Of course, RIFT—which has convinced Max of the danger posed by a “big brother” Will—is concerned about these developments, and so, after “meeting” Will, are his old friend Joseph Tagger (Morgan Freeman) and FBI Agent Buchanan (Cillian Murphy), who decide to set aside their difference with RIFT and join forces to take Compu-Will down. The process will involve infecting “him” with a virus. But a means of delivering it must be contrived. Could Evelyn’s increasing disquiet over her husband’s plans provide the answer?

Pfister, Hall and production designer Chris Seagers, as well as the other craft artists—the art direction team led by Dawn Swiderski and a quintet of set designers and decorators—have fashioned an impressively sterile underground unit for the disembodied Will to preside over, and the little cubicles with mechanical arms engaged in various jobs, as well as the vast array of solar panels at ground level to provide power, are impressive fabrications. “Transcendence” is often a striking visual experience.

But once past the surface gloss, the film has little to engage us.
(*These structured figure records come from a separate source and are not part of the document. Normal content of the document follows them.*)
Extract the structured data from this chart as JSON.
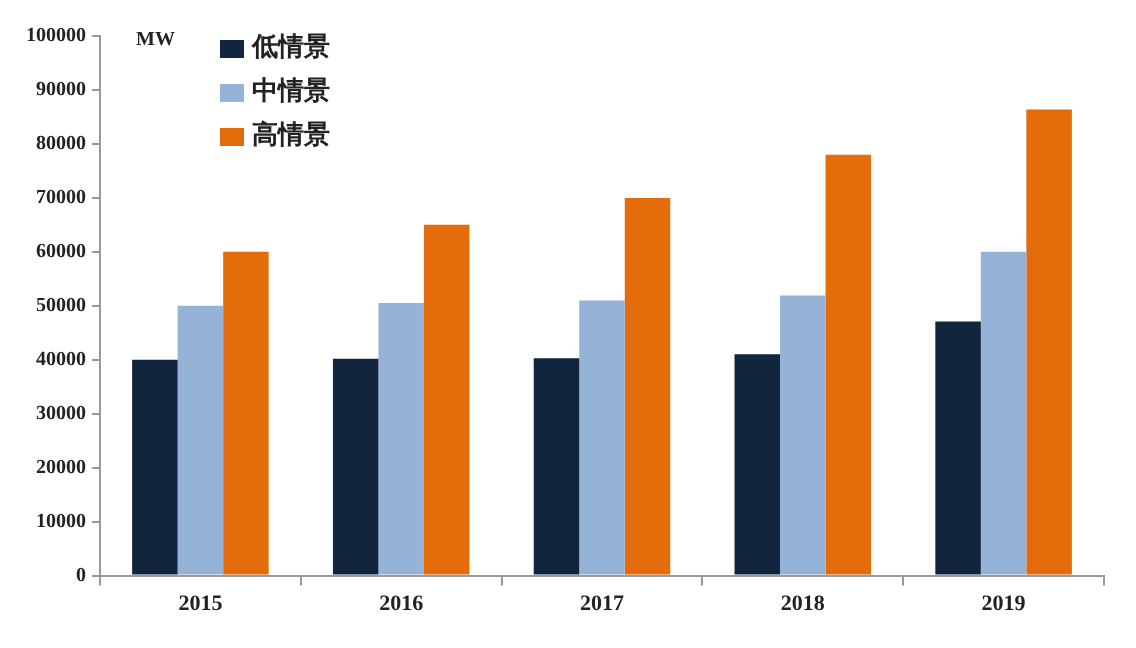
{
  "chart_data": {
    "type": "bar",
    "ylabel": "MW",
    "categories": [
      "2015",
      "2016",
      "2017",
      "2018",
      "2019"
    ],
    "series": [
      {
        "name": "低情景",
        "color": "#12253f",
        "values": [
          40000,
          40200,
          40300,
          41000,
          47100
        ]
      },
      {
        "name": "中情景",
        "color": "#95b3d7",
        "values": [
          50000,
          50500,
          51000,
          51900,
          60000
        ]
      },
      {
        "name": "高情景",
        "color": "#e46c0a",
        "values": [
          60000,
          65000,
          70000,
          78000,
          86400
        ]
      }
    ],
    "ylim": [
      0,
      100000
    ],
    "yticks": [
      0,
      10000,
      20000,
      30000,
      40000,
      50000,
      60000,
      70000,
      80000,
      90000,
      100000
    ],
    "grid": false,
    "legend": "top left"
  }
}
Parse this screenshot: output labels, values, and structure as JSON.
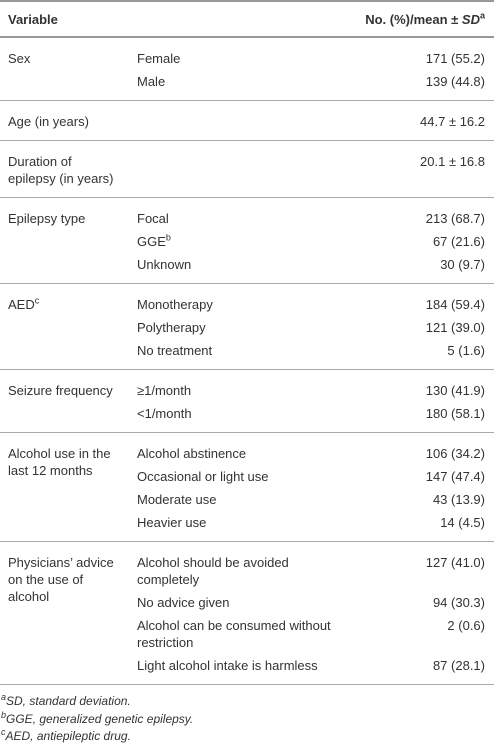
{
  "table": {
    "header": {
      "variable": "Variable",
      "value_prefix": "No. (%)/mean ± ",
      "value_sd": "SD",
      "value_sup": "a"
    },
    "groups": [
      {
        "label": "Sex",
        "rows": [
          {
            "label": "Female",
            "value": "171 (55.2)"
          },
          {
            "label": "Male",
            "value": "139 (44.8)"
          }
        ]
      },
      {
        "label": "Age (in years)",
        "rows": [
          {
            "value": "44.7 ± 16.2"
          }
        ]
      },
      {
        "label": "Duration of epilepsy (in years)",
        "rows": [
          {
            "value": "20.1 ± 16.8"
          }
        ]
      },
      {
        "label": "Epilepsy type",
        "rows": [
          {
            "label": "Focal",
            "value": "213 (68.7)"
          },
          {
            "label": "GGE",
            "sup": "b",
            "value": "67 (21.6)"
          },
          {
            "label": "Unknown",
            "value": "30 (9.7)"
          }
        ]
      },
      {
        "label": "AED",
        "sup": "c",
        "rows": [
          {
            "label": "Monotherapy",
            "value": "184 (59.4)"
          },
          {
            "label": "Polytherapy",
            "value": "121 (39.0)"
          },
          {
            "label": "No treatment",
            "value": "5 (1.6)"
          }
        ]
      },
      {
        "label": "Seizure frequency",
        "rows": [
          {
            "label": "≥1/month",
            "value": "130 (41.9)"
          },
          {
            "label": "<1/month",
            "value": "180 (58.1)"
          }
        ]
      },
      {
        "label": "Alcohol use in the last 12 months",
        "rows": [
          {
            "label": "Alcohol abstinence",
            "value": "106 (34.2)"
          },
          {
            "label": "Occasional or light use",
            "value": "147 (47.4)"
          },
          {
            "label": "Moderate use",
            "value": "43 (13.9)"
          },
          {
            "label": "Heavier use",
            "value": "14 (4.5)"
          }
        ]
      },
      {
        "label": "Physicians’ advice on the use of alcohol",
        "rows": [
          {
            "label": "Alcohol should be avoided completely",
            "value": "127 (41.0)"
          },
          {
            "label": "No advice given",
            "value": "94 (30.3)"
          },
          {
            "label": "Alcohol can be consumed without restriction",
            "value": "2 (0.6)"
          },
          {
            "label": "Light alcohol intake is harmless",
            "value": "87 (28.1)"
          }
        ]
      }
    ]
  },
  "footnotes": [
    {
      "mark": "a",
      "text": "SD, standard deviation."
    },
    {
      "mark": "b",
      "text": "GGE, generalized genetic epilepsy."
    },
    {
      "mark": "c",
      "text": "AED, antiepileptic drug."
    }
  ]
}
The narrative is little more than a modern Luddite fable so puerile in conception that it rivals “V for Vendetta” in lack of intellectual depth. (It also makes the elementary blunder of showing us, in a brief prologue, the outcome of the story and then moving into flashback mode to tell it—which means, of course, that there’s nary a hint of surprise at the close.) The pacing is lethargic—there are entirely too many scenes of Evelyn walking around in a daze, uncertain about what to do—and the editing is unduly solemn, practically inviting us to consider the irony of a portentous warning about the dangers of technology delivered through all of cinema’s most advanced technological tricks. Or maybe things were weighed down by the presence of no fewer than fourteen producers–always a bad sign, even if one of them was Christopher Nolan, for whom Pfister has often served as cinematographer.

Add to that the fact that Pfister, for all his talents, doesn’t appear to have much of a way with actors. Depp gives his dullest performance in years; one doesn’t expect Jack Sparrow in a role like this, but there should be some sign of life behind those dreamy eyes, especially in Will’s pre-death scenes. Meanwhile Hall comes across as similarly benumbed—those myriad sequences of her wandering aimlessly, usually shot rather unflatteringly from behind, become especially tiresome. Bettany is bland, while Freeman is nothing more than Freeman—calm, sonorous and dull. In fact, the only person who makes much of an impression is Mara, and it’s a negative one: she manages to make Bree so irritatingly smug that you want to slap her.

There might have been a moment in time when “Transcendence” would have seemed relevant and thoughtful, but if so it’s long past. Now Pfister’s directorial debut comes across as far behind the curve, and the soporific treatment keeps it resolutely earthbound, despite all the visual luster.